3-Birleşen davaya dayanak yapılan, icra takibine konu 30/06/2013 tarihli, 3.524,03 TL bedelli ve 31/08/2013 tarihli, 228,96 TL bedelli iki adet fatura alacağına borçlu kiracı tarafından itiraz edilmiştir. Mahkemece, faturaların 26/07/2013 tarihli ihtarname ekinde davalılara tebliğ edildiği ve kesinleştiği gerekçesiyle davanın kabulune karar verilmiş ise de 26/07/2013 tarihli ihtarname ekinde sadece 30/06/2013 tarihli fatura tebliğ edilmiştir. 31/08/2013 tarihli faturananın davalılara tebliğine ilişkin bir belge dosyaya sunulmamıştır.
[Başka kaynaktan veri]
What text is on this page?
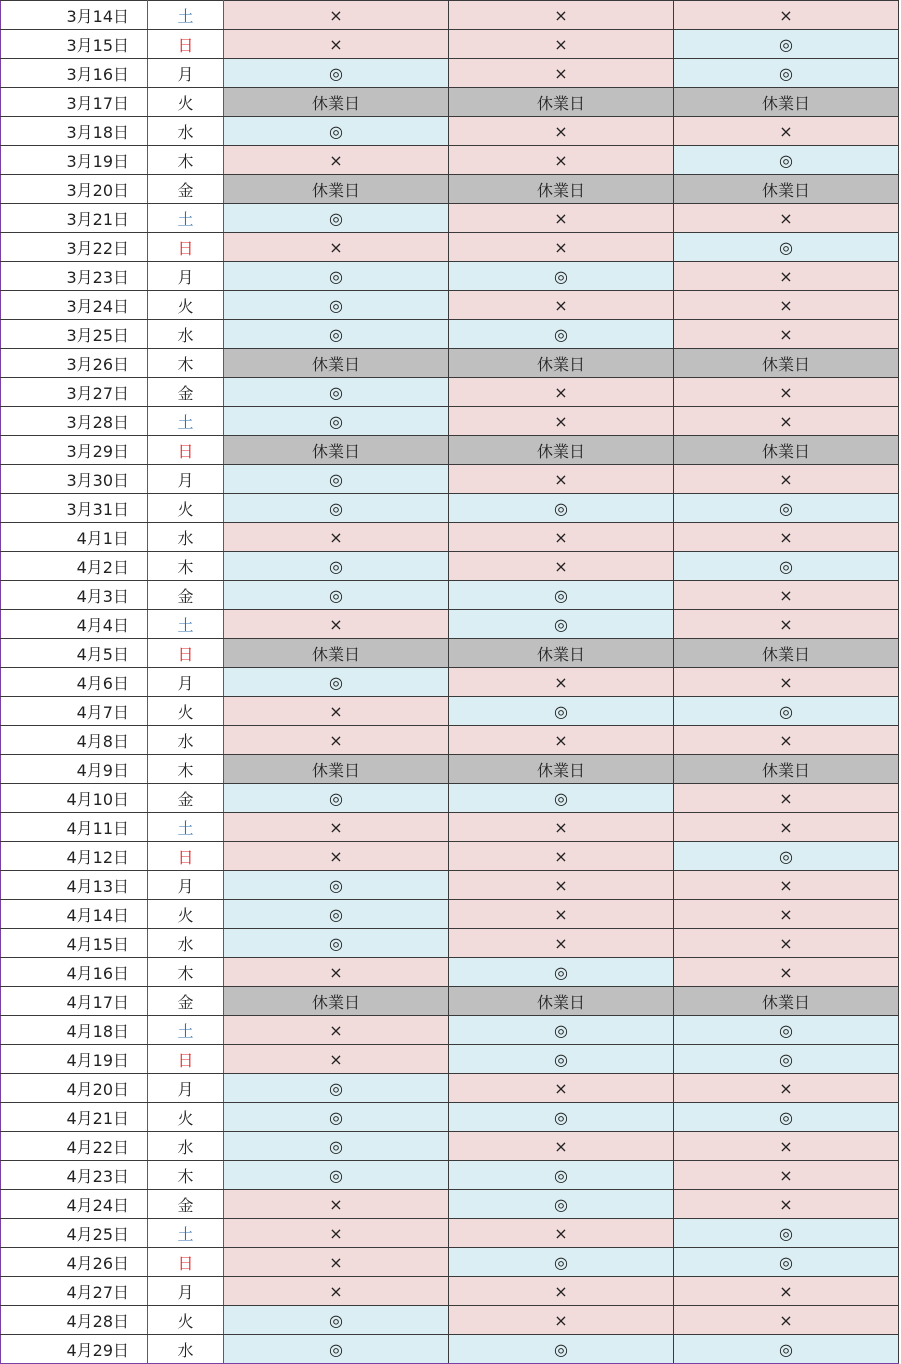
3月14日	土	×	×	×
3月15日	日	×	×	◎
3月16日	月	◎	×	◎
3月17日	火	休業日	休業日	休業日
3月18日	水	◎	×	×
3月19日	木	×	×	◎
3月20日	金	休業日	休業日	休業日
3月21日	土	◎	×	×
3月22日	日	×	×	◎
3月23日	月	◎	◎	×
3月24日	火	◎	×	×
3月25日	水	◎	◎	×
3月26日	木	休業日	休業日	休業日
3月27日	金	◎	×	×
3月28日	土	◎	×	×
3月29日	日	休業日	休業日	休業日
3月30日	月	◎	×	×
3月31日	火	◎	◎	◎
4月1日	水	×	×	×
4月2日	木	◎	×	◎
4月3日	金	◎	◎	×
4月4日	土	×	◎	×
4月5日	日	休業日	休業日	休業日
4月6日	月	◎	×	×
4月7日	火	×	◎	◎
4月8日	水	×	×	×
4月9日	木	休業日	休業日	休業日
4月10日	金	◎	◎	×
4月11日	土	×	×	×
4月12日	日	×	×	◎
4月13日	月	◎	×	×
4月14日	火	◎	×	×
4月15日	水	◎	×	×
4月16日	木	×	◎	×
4月17日	金	休業日	休業日	休業日
4月18日	土	×	◎	◎
4月19日	日	×	◎	◎
4月20日	月	◎	×	×
4月21日	火	◎	◎	◎
4月22日	水	◎	×	×
4月23日	木	◎	◎	×
4月24日	金	×	◎	×
4月25日	土	×	×	◎
4月26日	日	×	◎	◎
4月27日	月	×	×	×
4月28日	火	◎	×	×
4月29日	水	◎	◎	◎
Öte yandan takibe konu faturaların davalının ticari defterlerinde yer almadığı yapılan bilirkişi incelemesi sonucunda belirlenmiştir. TTK’nun 21/2. maddesinde “Bir fatura alan kişi aldığı tarihten itibaren sekiz gün içinde, faturanın içeriği hakkında bir itirazda bulunmamışsa bu içeriği kabul etmiş sayılır. ” düzenlemesi yer almaktadır. Bunun sonucu olarak sekiz günlük süre içinde itiraz edildiği taktirde, fatura içeriğinin sözleşmeye uygun olduğunu ispat yükü faturayı veren tarafa ait iken, sekiz günlük sürede itiraz edilmemesi halinde, fatura içeriğinin sözleşmeye uygun olmadığını ispat yükü faturayı alan tarafa ait olur. Faturaların tebliğ edildiğinin ve 8 günlük itiraz süresi içerisinde itiraza uğramadığının tespiti halinde, fatura içeriklerini taraflar arasındaki hukuki ilişkiye uygun olduğunun davacı tarafça kanıtlanmış olduğunun kabulü gerekli olup; bunun aksinin yani faturaların içeriğinin sözleşmeye uygun olmadığının kanıt yükünün bu kez davalıya geçtiği kabul edilmelidir. Faturaların tebliğ edildiğinin davacı tarafça kanıtlanamaması ya da kanıtlanıp da iade edildiğinin davalı tarafça kanıtlanması halinde davalı tarafça davacının hizmet vermediği savunulduğuna göre, faturaya konu hizmetin verildiğinin davacı tarafça kanıtlanması gerekeceği gözetilmelidir. Bu durumda yukarıda 2. bentte açıklandığı üzere öncelikle davalının tacir olup olmadığının belirlenmesi ve sonucuna göre takibe konu faturalar yönünden değerlendirme yapılması gerekirken eksik inceleme ile yazılı şekilde karar verilmesi doğru görülmemiş, hükmün bozulması gerekmiştir.
…/….
-4-

SONUÇ:Yukarıda 1 ve 2 nolu bentlerde açıklanan nedenlerle asıl davada verilen hükmün, 3. bentte açıklanan nedenlerle birleşen davada verilen hükmün 6100 sayılı …ya 6217 Sayılı Kanunla eklenen geçici 3.madde hükmü gözetilerek HUMK.nın 428.maddesi uyarınca davalılar yararına BOZULMASINA, peşin alınan temyiz harcının istek halinde temyiz edene iadesine, 6100 sayılı HMK’nun geçici madde 3 atfıyla 1086 sayılı HUMK.nun 440.maddesi gereğince kararın tebliğinden itibaren 15 günlük süre içerisinde karar düzeltme yolu açık olmak üzere, 18.04.2017 tarihinde oybirliğiyle karar verildi.